When you first begin a channel partnership, there are certain metrics you should be tracking. The reason for this is the old adage of what gets measured, gets improved. Below we’re sharing the channel partner metrics your team should be measuring to ensure that your channel partnership is a successful venture. This will not only help you to see where you’re doing well and where you can improve, but also whether or not the partnership entered is a viable one that should be continued for the long haul.
Financial and Marketing Campaign Metrics
The key financial channel partner metrics that should be measured include:
- Return on Investment (ROI): This is sometimes referred to as return on ad spend (ROAS) because it typically is related to the direct return your company will see from spending money on advertising campaigns. For example, if your company purchases Google Ads, how much money did they make on product sales directly related to those advertising purchases?
- Cost Per Acquisition (CPA): This number is similar to the return on investment but breaks down the total cost of ad spend per customer acquired. So, if your company spends $500 on ads and those ads yield 50 paying customers, your cost per acquisition is $10 per acquisition.
- Cost Per Click (CPC): Like it sounds, this metric is the amount of money your company spends for every click on your ads. For example, if the company has a maximum budget of $1,000 and there are 500 clicks on your ads, your CPC is $2.
Some advertising platforms such as Google charge a flat CPC rate and ask you to set a maximum budget you’re willing to pay. By agreeing to whatever the CPC is from Google, you will never pay more than that amount per click, and once you have exhausted your budget, your ad will no longer be displayed.
- Cost Per Lead (CPL): This number is different from the cost per acquisition in that it focuses on the amount of money spent only to generate a lead, not to generate a paying customer. Having the lead may not necessarily translate into a sale.
- Lifetime Value (LTV): Sometimes called a customer lifetime value (CLV/CLTV), this number refers to the total amount of revenue a business can reasonably anticipate receiving from one customer throughout the “lifetime” of their relationship with a company. By knowing your LTV, you can predict the amount of money your business might earn in a calendar year.
Metrics related to education/training may include:
- Product demos attended/shared: How many product demos did your channel partner provide to help your company’s sales team understand the ins and outs of what they are selling? This may also be measured as how many product demos sales teams provided to customers to demonstrate their understanding of the product being sold.
- Training sessions taken/given: How many training sessions did your channel partner provide? How many sales team members took and passed quizzes related to the training sessions?
- Certifications acquired: If certifications are required for understanding the product and/or selling it, how many team members acquired a certification? In the event your team members aren’t passing certifications, there may be a knowledge gap in how the product works and/or how to sell it that may need to be addressed.

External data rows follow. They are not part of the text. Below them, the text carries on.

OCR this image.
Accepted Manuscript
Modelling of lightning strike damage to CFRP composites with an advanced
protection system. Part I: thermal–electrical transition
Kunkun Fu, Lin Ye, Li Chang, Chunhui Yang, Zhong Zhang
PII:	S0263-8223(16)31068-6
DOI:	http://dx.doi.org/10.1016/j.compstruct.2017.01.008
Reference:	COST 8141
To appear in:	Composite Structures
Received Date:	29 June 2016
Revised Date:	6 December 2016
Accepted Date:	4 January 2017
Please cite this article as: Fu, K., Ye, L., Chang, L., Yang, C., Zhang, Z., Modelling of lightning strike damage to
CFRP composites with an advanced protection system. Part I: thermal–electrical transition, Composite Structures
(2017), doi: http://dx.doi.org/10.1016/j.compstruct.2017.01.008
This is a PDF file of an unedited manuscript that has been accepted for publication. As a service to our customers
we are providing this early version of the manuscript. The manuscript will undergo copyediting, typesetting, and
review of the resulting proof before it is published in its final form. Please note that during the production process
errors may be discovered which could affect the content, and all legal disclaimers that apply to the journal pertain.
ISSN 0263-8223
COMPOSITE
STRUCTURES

The metrics related to engagement can be two-fold. In some cases, engagement metrics can be related to training. However, in others, it’s related to how the audience is engaging with current marketing efforts - both paid and unpaid. In the case of channel partnerships though, engagement metrics are typically focused on things like:
- Partner portal access time and frequency: How many times is the partner portal being accessed, and how long is it being used once logged in? This indicates how vested the partner is in learning about the products being promoted, and whether or not they are knowledgeable enough about these products to successfully sell them to the end-user.
- Percent of content engaged: Are prospects engaging with what’s being promoted? If the partner logs in, and only consumes a small portion of the training and marketing materials, they might not have enough information to promote the products well enough to end in a sale.
The key marketing and performance channel partner metrics that should be measured include:
- End-user satisfaction rate: The goal is for end-users to be happy with their purchases and to be satisfied with the people they engaged during every step of the buyer journey. When the end-user is satisfied, they won’t cancel or churn.
- Partner satisfaction rate: Are both partners happy working together? This is supposed to be a cohesive relationship, so this metric is critical to success.